A ensuite été évoqué le projet Biblim  5, portail commun aux grandes bibliothèques limousines, qui réunit depuis 2013 les bibliothèques municipales ou intercommunales de Tulle, Guéret, Brive, Limoges, ainsi que le SCD de Limoges. Le projet initial de catalogue collectif s’est progressivement étoffé d’une bibliothèque numérique patrimoniale qui repose sur l’utilisation de licences ouvertes permettant la libre réutilisation des contenus offerts. Aujourd’hui, en raison des moyens humains encore insuffisants, il reste difficile de faire vivre ce portail. Il s’agit cependant d’un beau succès dont les raisons tiennent à la taille relativement réduite de la région qui permet une bonne connaissance réciproque des différents partenaires. C’est surtout autour des développements du logiciel Koha que les échanges se sont cristallisés. Les réalisations sont désormais tangibles. Il conviendrait, selon Étienne Rouziès, responsable du pôle Patrimoine et Limousin à la Bibliothèque francophone multimédia de Limoges, de pérenniser les moyens mis à disposition pour que les assises du projet puissent s’élargir.

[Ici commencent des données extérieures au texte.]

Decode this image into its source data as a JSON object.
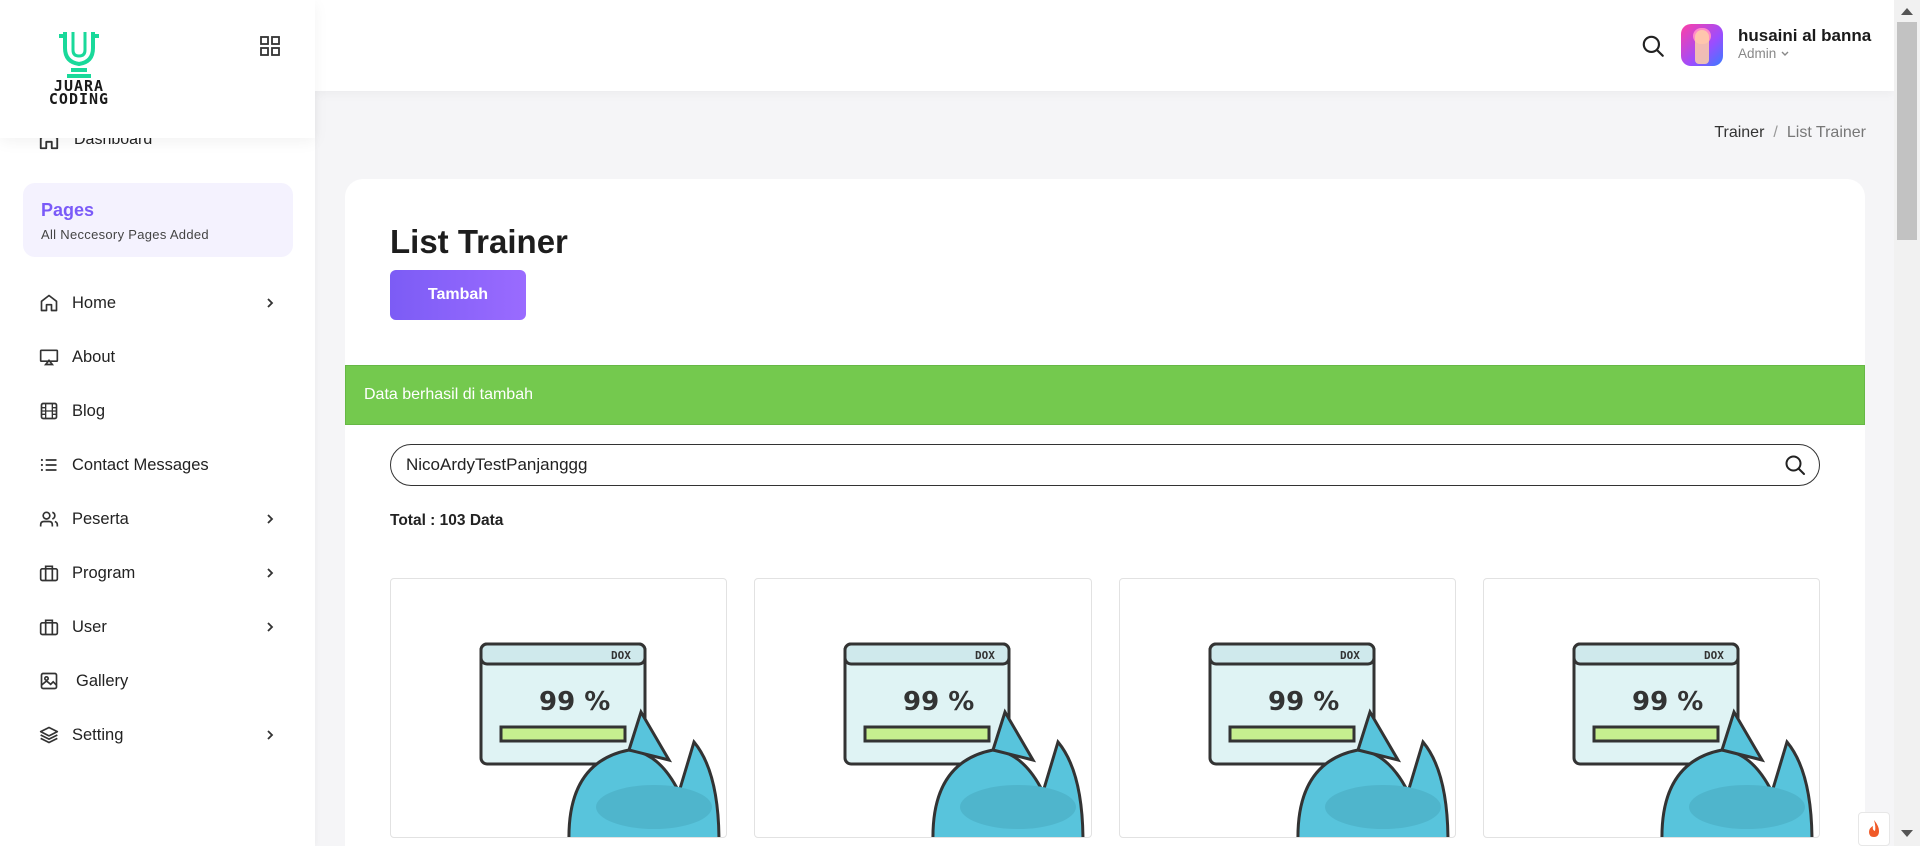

Autre exemple de partenariat fructueux entre bibliothèque municipale et bibliothèque universitaire, le cas de Reims où la BMVR travaille avec le SCD de Champagne-Ardenne. Le bâtiment de la médiathèque a été en partie financé par des crédits universitaires, et le SCD met du personnel à disposition de la médiathèque, dans ses locaux. Le partenariat passe également par une collaboration documentaire, et une partie des crédits d’acquisitions est assumée par l’université. Un partenariat plus récent s’est également développé avec l’université technologique de Troyes, qui s’est concrétisé par la gratuité de l’inscription à la médiathèque, des postes informatiques réservés et l’accès prochain à l’ensemble des ressources électroniques de l’UTT. Dans la bibliothèque, les collections de lecture publique et celles destinées aux étudiants sont mélangées ainsi que les espaces. Cette mixité des collections et des espaces est source d’enrichissements réciproques, d’après Pierre Gandil, directeur adjoint.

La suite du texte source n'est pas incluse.